Welcome!

Welcome! The purpose of this blog is to investigate interdisciplinary perspectives on issues of communicating across difference as they relate to the teaching of language and composition. If this is your first time visiting the Annotation Station, you can orient yourself more quickly by knowing I view issues of language, identity, and literacy as ideological issues (rather than neutral), multiple (rather than singular) and fluid and dynamic (rather than fixed and static). I am therefore very interested in translingual, transmodal, transcultural, and transnational communication practices with a critical eye to how power discrepancies shape these issues. Feel free to use this blog as a resource if it meets with your own research and teaching interests, and definitely use the comments feature to suggest any connections and insights of your own.

Sunday, December 25, 2016

Statistical Literacy - Shawn Loewen et al



Loewen, Shawn, et al. “Statistical Literacy Among Applied Linguists and Second Language Acquisition Researchers.” TESOL Quarterly 48.2 (2014): 360-388.

The purpose of this study was to investigate statistical knowledge and attitudes through self-reported surveys (rather than a performance-based measure).  Participants were largely from the fields of SLA, applied linguistics, and TESOL although psychology and education also received attention.

According to their own classification scheme, they considered three general levels of statistical knowledge (372).
  • basic descriptive statistics knowledge: mean, median, standard deviation
  • common inferential statistics: ANOVA, t-test, p-value, post-hoc test, chi-square loading
  • advanced statistical knowledge: Rasch analysis, discriminate function analysis, structural equation modeling
In general, for attitudes, they found that participants considered statisics important, but often felt their training was inadequate with more phd students feeling underprepared than professors despite similar amounts of training.  The top three outside resources people used to interact with statistics were the internet, colleagues/friends, and textbooks.  Orientations to quantitative research had a positive correlation with perceptions of the value of statistics, but qualitative research orientations did not.

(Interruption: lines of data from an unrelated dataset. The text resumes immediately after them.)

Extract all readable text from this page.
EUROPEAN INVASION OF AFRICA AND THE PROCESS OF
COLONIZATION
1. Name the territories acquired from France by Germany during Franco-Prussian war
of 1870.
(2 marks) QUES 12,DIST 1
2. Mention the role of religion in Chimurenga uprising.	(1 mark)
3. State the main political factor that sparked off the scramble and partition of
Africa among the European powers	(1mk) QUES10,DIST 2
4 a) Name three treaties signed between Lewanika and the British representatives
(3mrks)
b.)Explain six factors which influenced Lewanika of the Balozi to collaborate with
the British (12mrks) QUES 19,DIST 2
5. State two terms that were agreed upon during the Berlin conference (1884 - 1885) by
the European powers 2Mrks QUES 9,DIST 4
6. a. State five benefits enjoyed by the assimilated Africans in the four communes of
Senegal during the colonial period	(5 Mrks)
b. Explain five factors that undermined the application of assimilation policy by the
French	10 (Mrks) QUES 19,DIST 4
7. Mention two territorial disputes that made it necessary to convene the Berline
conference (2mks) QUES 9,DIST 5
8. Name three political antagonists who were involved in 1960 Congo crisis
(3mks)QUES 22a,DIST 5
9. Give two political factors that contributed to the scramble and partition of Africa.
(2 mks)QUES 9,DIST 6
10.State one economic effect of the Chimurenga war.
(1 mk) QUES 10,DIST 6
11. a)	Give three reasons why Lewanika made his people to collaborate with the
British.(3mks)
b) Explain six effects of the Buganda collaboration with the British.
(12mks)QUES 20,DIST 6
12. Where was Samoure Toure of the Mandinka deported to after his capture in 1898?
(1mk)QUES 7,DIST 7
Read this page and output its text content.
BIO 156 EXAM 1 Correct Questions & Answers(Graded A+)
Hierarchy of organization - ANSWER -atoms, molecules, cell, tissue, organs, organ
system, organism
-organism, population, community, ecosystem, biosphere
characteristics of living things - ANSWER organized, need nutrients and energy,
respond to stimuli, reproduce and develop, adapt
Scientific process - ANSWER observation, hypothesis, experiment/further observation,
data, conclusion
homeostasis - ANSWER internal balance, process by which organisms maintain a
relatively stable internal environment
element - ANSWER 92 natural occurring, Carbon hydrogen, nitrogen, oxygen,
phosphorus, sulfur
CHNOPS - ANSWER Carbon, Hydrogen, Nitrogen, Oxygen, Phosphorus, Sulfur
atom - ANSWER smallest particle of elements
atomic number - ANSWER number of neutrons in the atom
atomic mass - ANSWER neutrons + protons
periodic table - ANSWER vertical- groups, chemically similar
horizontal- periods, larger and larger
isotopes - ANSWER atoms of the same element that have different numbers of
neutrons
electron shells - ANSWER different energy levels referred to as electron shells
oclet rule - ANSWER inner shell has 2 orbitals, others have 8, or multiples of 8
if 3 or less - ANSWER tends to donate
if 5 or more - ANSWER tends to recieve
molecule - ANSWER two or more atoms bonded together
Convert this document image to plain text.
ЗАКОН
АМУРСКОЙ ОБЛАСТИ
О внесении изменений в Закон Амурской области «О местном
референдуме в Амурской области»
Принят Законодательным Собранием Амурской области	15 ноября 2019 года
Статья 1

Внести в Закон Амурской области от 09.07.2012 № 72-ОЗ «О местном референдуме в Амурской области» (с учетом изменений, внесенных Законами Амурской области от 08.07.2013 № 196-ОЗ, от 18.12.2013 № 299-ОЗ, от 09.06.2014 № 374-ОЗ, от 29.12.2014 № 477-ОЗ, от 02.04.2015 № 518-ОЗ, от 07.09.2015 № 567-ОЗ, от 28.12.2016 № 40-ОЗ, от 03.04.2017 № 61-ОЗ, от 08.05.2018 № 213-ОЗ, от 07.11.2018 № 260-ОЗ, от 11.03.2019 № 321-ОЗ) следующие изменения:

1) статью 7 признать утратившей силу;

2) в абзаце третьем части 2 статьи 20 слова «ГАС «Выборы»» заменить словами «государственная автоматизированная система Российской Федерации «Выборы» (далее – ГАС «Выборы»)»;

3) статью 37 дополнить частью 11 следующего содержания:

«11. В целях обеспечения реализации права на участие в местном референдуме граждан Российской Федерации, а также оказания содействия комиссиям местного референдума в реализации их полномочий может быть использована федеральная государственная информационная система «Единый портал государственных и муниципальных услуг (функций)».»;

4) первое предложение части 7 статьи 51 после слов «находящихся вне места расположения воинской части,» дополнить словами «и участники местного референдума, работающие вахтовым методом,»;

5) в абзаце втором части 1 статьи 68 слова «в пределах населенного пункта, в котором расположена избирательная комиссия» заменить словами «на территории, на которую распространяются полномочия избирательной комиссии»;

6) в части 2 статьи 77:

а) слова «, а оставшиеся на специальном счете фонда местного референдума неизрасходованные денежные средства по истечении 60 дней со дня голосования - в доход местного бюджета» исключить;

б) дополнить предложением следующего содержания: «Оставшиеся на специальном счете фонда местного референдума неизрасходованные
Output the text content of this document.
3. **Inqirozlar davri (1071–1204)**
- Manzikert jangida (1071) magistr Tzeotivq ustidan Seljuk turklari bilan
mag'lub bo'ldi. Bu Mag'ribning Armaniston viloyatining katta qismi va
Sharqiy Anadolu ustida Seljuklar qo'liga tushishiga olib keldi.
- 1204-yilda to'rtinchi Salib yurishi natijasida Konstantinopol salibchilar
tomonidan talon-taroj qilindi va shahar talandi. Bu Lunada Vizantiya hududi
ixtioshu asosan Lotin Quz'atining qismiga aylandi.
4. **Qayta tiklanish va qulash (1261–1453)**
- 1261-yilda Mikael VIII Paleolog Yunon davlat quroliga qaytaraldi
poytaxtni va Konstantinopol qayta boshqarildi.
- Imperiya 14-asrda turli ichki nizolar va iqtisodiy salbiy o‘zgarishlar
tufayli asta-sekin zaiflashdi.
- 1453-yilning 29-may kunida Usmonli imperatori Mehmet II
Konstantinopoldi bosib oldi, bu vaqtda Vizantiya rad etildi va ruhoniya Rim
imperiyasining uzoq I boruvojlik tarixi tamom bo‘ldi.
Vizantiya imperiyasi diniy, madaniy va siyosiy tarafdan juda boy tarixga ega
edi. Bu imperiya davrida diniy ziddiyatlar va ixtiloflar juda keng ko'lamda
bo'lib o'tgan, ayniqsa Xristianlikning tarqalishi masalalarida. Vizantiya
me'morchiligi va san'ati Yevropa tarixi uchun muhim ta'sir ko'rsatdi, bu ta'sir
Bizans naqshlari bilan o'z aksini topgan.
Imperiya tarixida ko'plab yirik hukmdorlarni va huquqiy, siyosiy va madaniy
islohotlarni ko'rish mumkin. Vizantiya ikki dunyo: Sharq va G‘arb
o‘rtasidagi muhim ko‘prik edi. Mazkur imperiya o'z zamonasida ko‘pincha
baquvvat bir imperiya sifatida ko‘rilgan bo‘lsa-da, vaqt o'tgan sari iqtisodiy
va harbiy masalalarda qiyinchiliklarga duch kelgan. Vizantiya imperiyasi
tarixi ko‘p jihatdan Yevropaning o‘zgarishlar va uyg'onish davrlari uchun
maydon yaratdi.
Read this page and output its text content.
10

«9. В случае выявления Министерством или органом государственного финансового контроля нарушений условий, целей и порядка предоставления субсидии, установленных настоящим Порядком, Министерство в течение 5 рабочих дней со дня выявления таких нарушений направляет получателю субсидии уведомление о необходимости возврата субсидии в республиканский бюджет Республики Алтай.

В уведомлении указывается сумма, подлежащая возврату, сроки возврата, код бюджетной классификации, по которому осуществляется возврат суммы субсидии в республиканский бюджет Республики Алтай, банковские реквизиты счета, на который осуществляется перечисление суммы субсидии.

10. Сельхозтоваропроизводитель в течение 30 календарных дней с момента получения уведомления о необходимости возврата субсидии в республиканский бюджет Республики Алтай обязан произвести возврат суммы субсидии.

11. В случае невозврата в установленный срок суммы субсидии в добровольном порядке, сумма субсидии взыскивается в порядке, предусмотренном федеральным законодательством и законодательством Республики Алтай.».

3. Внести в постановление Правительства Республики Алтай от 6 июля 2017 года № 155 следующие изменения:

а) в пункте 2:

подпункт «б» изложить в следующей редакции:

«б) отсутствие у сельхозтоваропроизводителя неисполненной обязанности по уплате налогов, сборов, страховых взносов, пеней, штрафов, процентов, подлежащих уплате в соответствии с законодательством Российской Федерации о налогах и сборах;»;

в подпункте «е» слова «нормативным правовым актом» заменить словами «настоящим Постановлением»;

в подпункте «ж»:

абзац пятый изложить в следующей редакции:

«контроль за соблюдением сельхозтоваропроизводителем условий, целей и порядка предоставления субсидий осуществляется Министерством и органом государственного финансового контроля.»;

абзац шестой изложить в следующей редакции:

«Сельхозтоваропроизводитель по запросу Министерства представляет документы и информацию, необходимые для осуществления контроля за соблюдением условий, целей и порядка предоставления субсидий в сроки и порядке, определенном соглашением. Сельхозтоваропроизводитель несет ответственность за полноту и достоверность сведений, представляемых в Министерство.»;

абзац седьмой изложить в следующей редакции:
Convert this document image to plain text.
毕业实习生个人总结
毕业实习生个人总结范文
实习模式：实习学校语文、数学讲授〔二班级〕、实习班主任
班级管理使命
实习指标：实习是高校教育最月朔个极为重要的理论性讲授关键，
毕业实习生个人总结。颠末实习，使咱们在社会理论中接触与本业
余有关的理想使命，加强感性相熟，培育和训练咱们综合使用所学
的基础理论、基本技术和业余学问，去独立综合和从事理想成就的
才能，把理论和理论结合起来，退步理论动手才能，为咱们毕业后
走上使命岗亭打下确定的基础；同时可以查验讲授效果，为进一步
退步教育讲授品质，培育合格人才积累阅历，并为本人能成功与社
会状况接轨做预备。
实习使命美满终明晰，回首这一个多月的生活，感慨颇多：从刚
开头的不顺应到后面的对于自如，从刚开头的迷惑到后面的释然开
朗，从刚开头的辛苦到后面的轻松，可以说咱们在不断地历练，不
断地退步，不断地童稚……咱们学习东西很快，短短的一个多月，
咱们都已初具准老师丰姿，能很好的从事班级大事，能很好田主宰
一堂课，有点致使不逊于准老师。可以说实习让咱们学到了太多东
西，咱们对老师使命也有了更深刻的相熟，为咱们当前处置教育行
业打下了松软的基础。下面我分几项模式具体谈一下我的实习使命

The authors never define what they mean by statistical literacy, but move quickly from introducing this term to discussing knowledge, which may be seen as a representation of knowledge as literacy.  They later talk about "conducting and reporting" as statistical practices (363).




Saturday, December 24, 2016

Adopting a Constructivist Approach - Jane Mills et al


Mills, Jane, Ann Bonner & Karen Francis. “Adopting a Constructivist Approach to Grounded Theory: Implications for Research Design”. International Journal of Nursing Practice 12 (2009): 8-13.

Identifying Glaser & Strauss as the founders of (the post positivistic) grounded theory, they acknowledge important contributions from Charmaz and Mitchell in redefining the subject position of the role of objective researcher and repositioning study participants as partners in research.

On pg. 9, the writers put forth criteria for a constructivist approach to research using grounded theory, which are listed below:
  1. The creation of a sense of reciprocity between participants and the researcher in the coconstruction of meaning and, ultimately, a theory that is grounded in the participants’ and researcher's experiences.
  2. The establishment of relationships with participants that explicate power imbalances and attempts to modify these imbalances.
  3. Clarification of the position the author takes in the text, the relevance of biography and how one renders participants’ stories into theory through writing
These can be summarized as key principles of relationship, reciprocity, and relevant positioning.

Friday, December 23, 2016

Critical-Rhetorical Ethnography - Aaron Hess


Hess, Aaron. “Critical-Rhetorical Ethnography: Rethinking the Place and Process of Rhetoric.” Communication Studies 62.2 (2011): 127-152.

Hess outlines the research methodology of critical-rhetorical ethnography, pointing to the role of researcher as advocate.  He draws on Geertz and Conquergood to posit that ethnography is "the capacity to persuade readers that what they are reading is an authentic account by someone personally acquainted with how life proceeds in some place, at some time, among some group" (133) and Brummet to define rhetoric as "in the deepest and most fundamental sense the advocacy of realities" (135).  Hess proposes looking at rhetoric as process (in an interactional sense), rather than product (in a textual sense), focusing on vernacular and outlaw rhetorics with the researcher advocating alongside community members.  He draws special attention to issues of invention, kairos, and phronesis in order to help the researcher more successfully advocate as a participant observer.  He uses the specific example of his involvement in the organization DanceSafe in engaging Rave culture on changing from mainstream War on Drugs abstinence messages to "pro-choice" informed decision-making discourses.